Mrs Onuoha said: "This has always been an attack on my faith. My cross has been with me for 40 years. It is part of me, and my faith, and it has never caused anyone any harm. Patients often say to me, ‘I really like your cross’. They always respond to it in a positive way and that gives me joy and makes me feel happy. I am proud to wear it as I know God loves me so much and went through this pain for me.

"At this hospital there are members of staff who go to a mosque four times a day and no one says anything to them. Hindus wear red bracelets on their wrists and female Muslims wear hijabs in theatre. Yet my small cross around my neck was deemed so dangerous that I was no longer allowed to do my job.

"I was astonished that senior staff were prepared to potentially endanger a patient’s life in order to intimidate me to remove it.

"From a young age I naturally always wanted to care for people – it was in my blood. All I have ever wanted is to be a nurse and to be true to my faith. I am a strong woman, but I have been treated like a criminal. I love my job, but I am not prepared to compromise my faith for it, and neither should other Christian NHS staff in this country."

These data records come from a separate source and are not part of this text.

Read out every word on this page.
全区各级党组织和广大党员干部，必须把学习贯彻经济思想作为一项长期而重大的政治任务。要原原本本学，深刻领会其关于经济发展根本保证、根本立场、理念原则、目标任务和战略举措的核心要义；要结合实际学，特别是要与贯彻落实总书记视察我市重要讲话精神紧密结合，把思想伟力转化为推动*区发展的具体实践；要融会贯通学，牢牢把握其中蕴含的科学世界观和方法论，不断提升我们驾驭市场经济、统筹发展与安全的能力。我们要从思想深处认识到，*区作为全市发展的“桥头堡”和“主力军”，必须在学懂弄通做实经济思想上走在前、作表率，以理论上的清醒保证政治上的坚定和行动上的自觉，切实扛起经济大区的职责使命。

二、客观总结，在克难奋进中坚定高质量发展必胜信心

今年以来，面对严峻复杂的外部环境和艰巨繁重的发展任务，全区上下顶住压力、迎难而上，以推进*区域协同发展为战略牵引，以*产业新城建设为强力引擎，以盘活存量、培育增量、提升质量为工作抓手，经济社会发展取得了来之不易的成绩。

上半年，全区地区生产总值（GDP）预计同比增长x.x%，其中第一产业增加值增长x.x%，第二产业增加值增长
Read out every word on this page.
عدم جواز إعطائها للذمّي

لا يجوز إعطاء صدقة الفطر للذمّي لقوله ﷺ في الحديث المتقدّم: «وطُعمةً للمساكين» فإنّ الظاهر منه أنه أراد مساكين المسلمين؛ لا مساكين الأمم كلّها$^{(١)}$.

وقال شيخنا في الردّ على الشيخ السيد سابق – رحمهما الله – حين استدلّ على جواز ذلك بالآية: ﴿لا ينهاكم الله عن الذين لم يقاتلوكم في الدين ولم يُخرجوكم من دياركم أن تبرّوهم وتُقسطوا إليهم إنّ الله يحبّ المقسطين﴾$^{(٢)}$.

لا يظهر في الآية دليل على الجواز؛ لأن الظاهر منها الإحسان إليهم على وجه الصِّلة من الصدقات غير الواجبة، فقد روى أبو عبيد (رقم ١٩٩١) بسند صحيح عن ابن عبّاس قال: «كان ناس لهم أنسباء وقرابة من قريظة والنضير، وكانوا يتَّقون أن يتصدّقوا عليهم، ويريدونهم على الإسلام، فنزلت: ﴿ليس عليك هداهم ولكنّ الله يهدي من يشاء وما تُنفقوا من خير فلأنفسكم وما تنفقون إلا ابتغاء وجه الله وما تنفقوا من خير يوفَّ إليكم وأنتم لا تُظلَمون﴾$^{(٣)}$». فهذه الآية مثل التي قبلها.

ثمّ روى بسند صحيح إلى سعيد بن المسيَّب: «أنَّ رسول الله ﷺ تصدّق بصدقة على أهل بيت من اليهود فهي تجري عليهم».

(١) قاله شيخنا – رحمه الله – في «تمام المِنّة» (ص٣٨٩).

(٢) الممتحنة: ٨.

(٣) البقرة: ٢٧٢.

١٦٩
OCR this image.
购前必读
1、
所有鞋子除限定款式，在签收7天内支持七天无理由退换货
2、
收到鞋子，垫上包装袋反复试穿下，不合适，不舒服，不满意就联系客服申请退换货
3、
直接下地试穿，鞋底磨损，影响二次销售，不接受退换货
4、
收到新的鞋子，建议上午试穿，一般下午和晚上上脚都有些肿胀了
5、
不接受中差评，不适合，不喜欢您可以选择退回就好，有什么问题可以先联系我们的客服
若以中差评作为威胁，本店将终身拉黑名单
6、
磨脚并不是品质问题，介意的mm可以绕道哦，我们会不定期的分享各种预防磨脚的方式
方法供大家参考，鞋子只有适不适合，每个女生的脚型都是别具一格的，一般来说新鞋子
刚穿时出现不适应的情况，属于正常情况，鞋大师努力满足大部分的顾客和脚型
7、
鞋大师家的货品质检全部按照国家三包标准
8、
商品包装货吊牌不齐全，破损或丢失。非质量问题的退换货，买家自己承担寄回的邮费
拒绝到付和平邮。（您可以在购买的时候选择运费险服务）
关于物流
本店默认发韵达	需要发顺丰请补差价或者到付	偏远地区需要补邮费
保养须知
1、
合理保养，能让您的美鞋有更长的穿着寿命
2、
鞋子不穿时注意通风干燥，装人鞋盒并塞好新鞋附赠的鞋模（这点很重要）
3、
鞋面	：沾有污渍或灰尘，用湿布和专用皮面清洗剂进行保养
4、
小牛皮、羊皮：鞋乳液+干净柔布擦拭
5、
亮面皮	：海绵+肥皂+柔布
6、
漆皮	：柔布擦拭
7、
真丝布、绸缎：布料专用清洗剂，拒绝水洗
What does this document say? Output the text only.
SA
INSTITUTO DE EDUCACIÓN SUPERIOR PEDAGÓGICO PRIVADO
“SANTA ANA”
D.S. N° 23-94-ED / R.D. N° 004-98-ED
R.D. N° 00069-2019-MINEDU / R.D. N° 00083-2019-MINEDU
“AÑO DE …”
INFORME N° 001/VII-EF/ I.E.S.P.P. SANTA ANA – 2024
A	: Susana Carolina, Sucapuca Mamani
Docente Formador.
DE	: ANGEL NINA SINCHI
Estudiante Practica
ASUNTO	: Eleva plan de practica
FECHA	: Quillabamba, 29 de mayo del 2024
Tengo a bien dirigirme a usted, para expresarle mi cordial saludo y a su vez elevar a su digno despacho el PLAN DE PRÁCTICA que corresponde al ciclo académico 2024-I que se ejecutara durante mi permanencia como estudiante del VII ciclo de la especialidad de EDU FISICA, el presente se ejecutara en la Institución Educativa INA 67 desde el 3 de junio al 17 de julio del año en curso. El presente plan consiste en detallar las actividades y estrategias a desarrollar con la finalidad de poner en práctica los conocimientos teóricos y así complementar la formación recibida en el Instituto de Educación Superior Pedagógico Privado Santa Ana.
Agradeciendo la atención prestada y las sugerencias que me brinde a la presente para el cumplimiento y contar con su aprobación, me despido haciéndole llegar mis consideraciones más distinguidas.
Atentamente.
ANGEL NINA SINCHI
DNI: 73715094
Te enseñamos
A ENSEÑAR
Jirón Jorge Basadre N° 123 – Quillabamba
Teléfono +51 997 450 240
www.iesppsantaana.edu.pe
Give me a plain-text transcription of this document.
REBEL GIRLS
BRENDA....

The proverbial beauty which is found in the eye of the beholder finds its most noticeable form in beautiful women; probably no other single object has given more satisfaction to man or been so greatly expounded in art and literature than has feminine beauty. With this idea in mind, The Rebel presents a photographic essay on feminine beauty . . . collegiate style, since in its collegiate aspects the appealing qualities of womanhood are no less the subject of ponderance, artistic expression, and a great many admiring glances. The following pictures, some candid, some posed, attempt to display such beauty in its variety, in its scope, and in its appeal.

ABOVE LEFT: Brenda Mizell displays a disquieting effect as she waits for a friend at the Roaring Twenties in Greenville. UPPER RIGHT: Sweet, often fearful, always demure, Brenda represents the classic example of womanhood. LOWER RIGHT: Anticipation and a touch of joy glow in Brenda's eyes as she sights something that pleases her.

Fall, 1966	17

Choice between faith and profession

Andrea Williams, chief executive of the Christian Legal Centre representing Mrs Onuoha, said: "From the beginning, this case has been about one or two members of staff being offended by the cross – the worldwide, recognised and cherished symbol of the Christian faith.

"It is upsetting that an experienced nurse, during a pandemic, has been forced to choose between her faith and the profession she loves.

"Why do some NHS employers feel that the cross is less worthy of protection or display than other religious attire?

"How Mary was treated over a sustained period was appalling and cannot go unchallenged.

"Mary’s whole life has been dedicated to caring for others and her love for Jesus. We are determined to fight for justice."